Sunday’s Chicago Tribune published a column by the Pulitzer Prize-winning columnist Mary Schmich, entitled Where do we find relief in a relentlessly jangling world? It resonated with me. Clearly, she and I live in the same news-soaked environment. My guess is that you do too.
It’s relentless, isn’t it?
When you read the sentence above, what popped to mind? What is the “it” that just won’t stop, that won’t give you a break, that makes it hard to breathe and think?
Part of “it,” she thinks, might be the current spate of fear-inducing news topics – to which each of us can add our own deadlines and anxieties. “Fear,” she writes, “makes everything seem more relentless.” Then she adds that our incessant connectedness likely contributes to a sense of being trapped by it all.
On her way to a suggested coping mechanism, Schmich remembers reading an article that cited the psychological benefits of partitions on airplanes, those drapes that separate first class from economy. Allegedly, they give us folks in coach the illusion of space, the impression that we’re not trapped, the possibility of having someplace to go that isn’t Seat 32E.

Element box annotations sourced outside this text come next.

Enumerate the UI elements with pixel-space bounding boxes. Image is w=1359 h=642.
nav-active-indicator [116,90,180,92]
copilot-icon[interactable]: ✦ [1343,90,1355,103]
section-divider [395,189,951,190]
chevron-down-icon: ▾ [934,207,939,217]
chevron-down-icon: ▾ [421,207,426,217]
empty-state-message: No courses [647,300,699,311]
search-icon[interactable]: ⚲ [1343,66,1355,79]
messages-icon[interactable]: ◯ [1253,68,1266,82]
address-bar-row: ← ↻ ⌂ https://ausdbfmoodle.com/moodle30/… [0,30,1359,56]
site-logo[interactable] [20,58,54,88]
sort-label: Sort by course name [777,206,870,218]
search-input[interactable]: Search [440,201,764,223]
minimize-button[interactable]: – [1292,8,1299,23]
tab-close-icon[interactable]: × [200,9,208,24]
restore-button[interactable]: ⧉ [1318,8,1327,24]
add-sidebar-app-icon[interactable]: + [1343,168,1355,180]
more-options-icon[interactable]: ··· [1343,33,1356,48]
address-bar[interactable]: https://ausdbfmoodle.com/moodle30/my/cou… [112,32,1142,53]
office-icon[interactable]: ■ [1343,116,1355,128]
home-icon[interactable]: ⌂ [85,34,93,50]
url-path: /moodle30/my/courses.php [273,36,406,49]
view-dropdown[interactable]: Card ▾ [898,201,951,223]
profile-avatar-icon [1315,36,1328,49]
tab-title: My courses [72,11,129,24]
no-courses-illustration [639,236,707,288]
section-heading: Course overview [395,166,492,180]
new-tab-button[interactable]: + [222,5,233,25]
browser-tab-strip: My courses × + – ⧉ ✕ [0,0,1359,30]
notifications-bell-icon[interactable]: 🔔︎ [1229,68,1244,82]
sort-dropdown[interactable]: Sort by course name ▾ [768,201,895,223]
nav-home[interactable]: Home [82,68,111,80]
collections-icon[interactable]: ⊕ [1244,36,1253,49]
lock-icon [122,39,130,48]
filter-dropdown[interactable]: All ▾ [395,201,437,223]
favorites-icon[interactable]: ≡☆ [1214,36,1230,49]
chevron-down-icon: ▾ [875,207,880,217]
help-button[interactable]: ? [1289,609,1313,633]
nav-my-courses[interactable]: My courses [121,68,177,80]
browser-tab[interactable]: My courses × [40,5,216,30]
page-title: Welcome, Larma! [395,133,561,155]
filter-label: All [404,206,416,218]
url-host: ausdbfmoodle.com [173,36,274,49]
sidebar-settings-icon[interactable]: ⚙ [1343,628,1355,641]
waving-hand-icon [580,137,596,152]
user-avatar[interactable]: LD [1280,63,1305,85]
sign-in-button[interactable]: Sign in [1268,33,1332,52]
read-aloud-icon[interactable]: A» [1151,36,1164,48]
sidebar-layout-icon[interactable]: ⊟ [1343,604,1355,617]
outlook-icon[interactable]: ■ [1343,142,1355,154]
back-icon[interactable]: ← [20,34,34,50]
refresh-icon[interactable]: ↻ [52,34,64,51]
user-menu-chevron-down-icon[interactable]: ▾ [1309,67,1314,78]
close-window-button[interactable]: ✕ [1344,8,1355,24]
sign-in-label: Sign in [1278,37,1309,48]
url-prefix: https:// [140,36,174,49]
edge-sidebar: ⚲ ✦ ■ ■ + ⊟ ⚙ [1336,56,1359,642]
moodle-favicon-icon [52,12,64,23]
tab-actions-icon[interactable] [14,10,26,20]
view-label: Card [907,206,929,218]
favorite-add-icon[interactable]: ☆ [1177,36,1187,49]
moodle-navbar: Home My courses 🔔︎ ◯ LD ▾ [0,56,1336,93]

Schmich thinks we need to figure out how to provide our own partitions in order to occasionally screen out the relentlessness of life. I can’t agree more.
Among the many benefits of my work here at Valpo is the break that I am obliged to take every weekday morning at 10 a.m. Granted, Morning Prayer is not required, but let’s face it, I’m a pastor on this campus. Prayer and worship are supposed to be my thing. How weird would it be if I sat in my office answering email while the people gathered right next door?
So, even though I, like most people on campus, don’t have any direct responsibilities to make Morning Prayer happen (I have dedicated and talented colleagues that serve in that way), I feel obligated to leave my desk in the Helge Center at 9:55 every day that I’m on campus and head over to the Chapel.
It’s such a blessing.
I know that some on campus are constrained by their responsibilities from taking this break with me. I get that. But for those who are not, allow me to suggest that if you’re feeling “jangled” as Mary Schmich describes it, 20 minutes daily might be part of the solution.
It’s easy. We walk over, we sit down and the praying and singing start happening around us. For a few minutes in the middle of the morning, there’s nothing else going on.
I’ve even taken to going without my phone. It’s weird, but it’s good.